Neuroinflammation is a well-characterized pathophysiology occurring in association with the progression of Parkinson’s disease. Characterizing the cellular and molecular basis of neuroinflammation is critical to understanding its impact on the incidence and progression of PD and other neurologic disorders. Inflammasomes are intracellular pro-inflammatory pattern-recognition receptors capable of initiating and propagating inflammation. These cellular complexes are well characterized in the innate immune system and activity of the NLRP3 inflammasome has been reported in microglia. NLRP3 inflammasome activity has been associated with Alzheimer’s disease, and recent reports, from our laboratory and others, indicate that Nlrp3 is required for neuroinflammation and nigral cell loss in animal models of PD. NLRP3 has not yet been characterized in PD patients. Here we characterize NLRP3 in PD using immunohistologic and genetic approaches. Histologic studies revealed elevated NLRP3 expression in mesencephalic neurons of PD patients. Analysis of exome sequencing data for genetic variation of NLRP3 identified multiple single-nucleotide polymorphisms (SNPs) including rs7525979 that was associated with a significantly reduced risk of developing PD. Mechanistic studies conducted in HEK293 cells indicated that the synonymous SNP, NLRP3 rs7525979, alters the efficiency of NLRP3 translation impacting NLRP3 protein stability, ubiquitination state, and solubility. These data provide evidence that dopaminergic neurons are a cell-of-origin for inflammasome activity in PD and are consistent with recent animal studies, suggesting that inflammasome activity may impact the progression of PD.

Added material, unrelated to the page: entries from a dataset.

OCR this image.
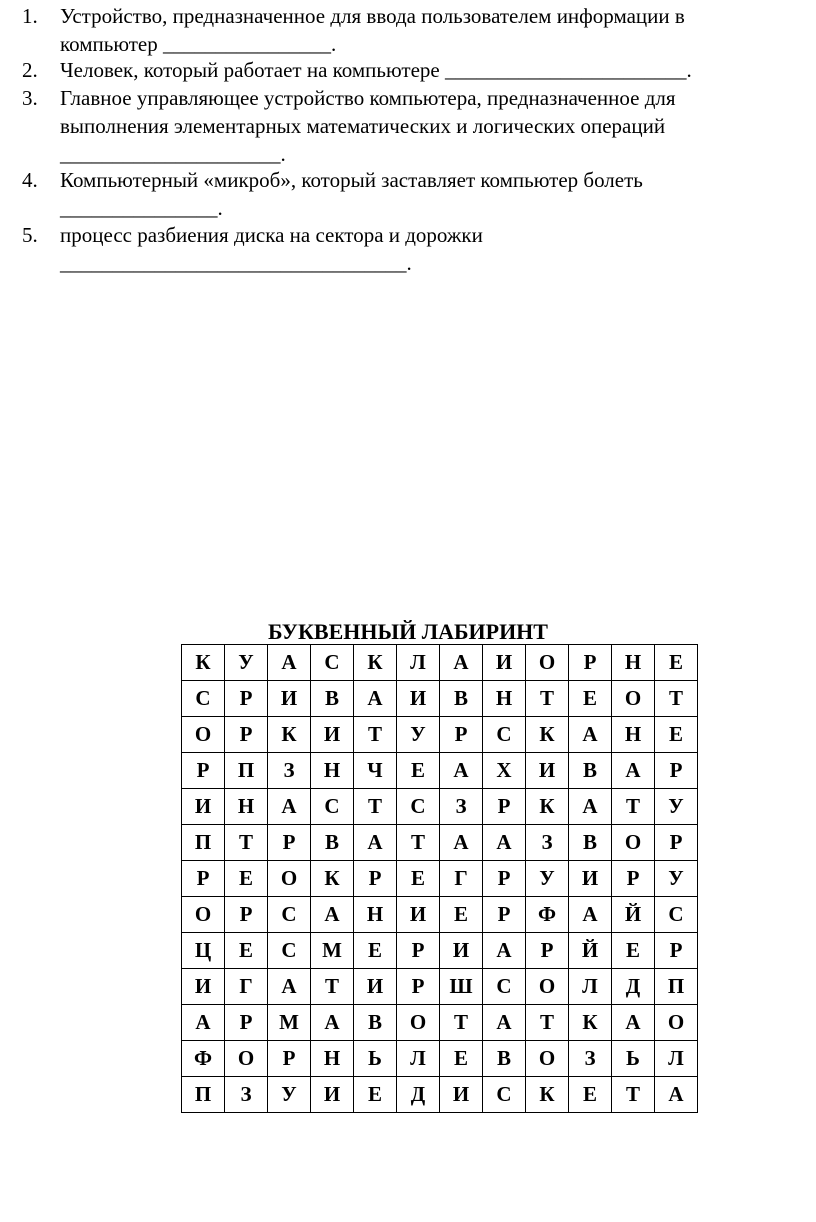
1.	Устройство, предназначенное для ввода пользователем информации в
компьютер ________________.
2.	Человек, который работает на компьютере _______________________.
3.	Главное управляющее устройство компьютера, предназначенное для
выполнения элементарных математических и логических операций
_____________________.
4.	Компьютерный «микроб», который заставляет компьютер болеть
_______________.
5.	процесс разбиения диска на сектора и дорожки
_________________________________.
БУКВЕННЫЙ ЛАБИРИНТ
К	У	А	С	К	Л	А	И	О	Р	Н	Е
С	Р	И	В	А	И	В	Н	Т	Е	О	Т
О	Р	К	И	Т	У	Р	С	К	А	Н	Е
Р	П	З	Н	Ч	Е	А	Х	И	В	А	Р
И	Н	А	С	Т	С	З	Р	К	А	Т	У
П	Т	Р	В	А	Т	А	А	З	В	О	Р
Р	Е	О	К	Р	Е	Г	Р	У	И	Р	У
О	Р	С	А	Н	И	Е	Р	Ф	А	Й	С
Ц	Е	С	М	Е	Р	И	А	Р	Й	Е	Р
И	Г	А	Т	И	Р	Ш	С	О	Л	Д	П
А	Р	М	А	В	О	Т	А	Т	К	А	О
Ф	О	Р	Н	Ь	Л	Е	В	О	З	Ь	Л
П	З	У	И	Е	Д	И	С	К	Е	Т	А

神经炎症是与帕金森氏病进展相关的充分表征的病理生理学。表征神经炎症的细胞和分子基础对于了解其对PD和其他神经系统疾病的发生和发展的影响至关重要。炎症小体是能够引发和传播炎症的细胞内促炎模式识别受体。这些细胞复合物在先天免疫系统中得到充分表征，NLRP3炎性小体的活性已在小胶质细胞中报道。NLRP3炎症小体活性与阿尔茨海默氏病有关，最近来自我们实验室和其他机构的报告表明，Nlrp3是PD动物模型中神经炎症和黑质细胞丢失所必需的。尚未在PD患者中鉴定NLRP3。在这里，我们使用免疫组织学和遗传学方法表征PD中的NLRP3。组织学研究显示PD患者中脑神经元中NLRP3表达升高。对NLRP3遗传变异的外显子组测序数据进行分析，确定了包括rs7525979在内的多个单核苷酸多态性（SNP），与显着降低PD发生风险相关。在HEK293细胞中进行的机理研究表明，同义SNP NLRP3 rs7525979改变了NLRP3的效率翻译会影响NLRP3蛋白质的稳定性，泛素化状态和溶解度。这些数据提供了证据，表明多巴胺能神经元是PD中炎症小体活性的起源细胞，并且与最近的动物研究一致，表明炎症小体活性可能会影响PD的进程。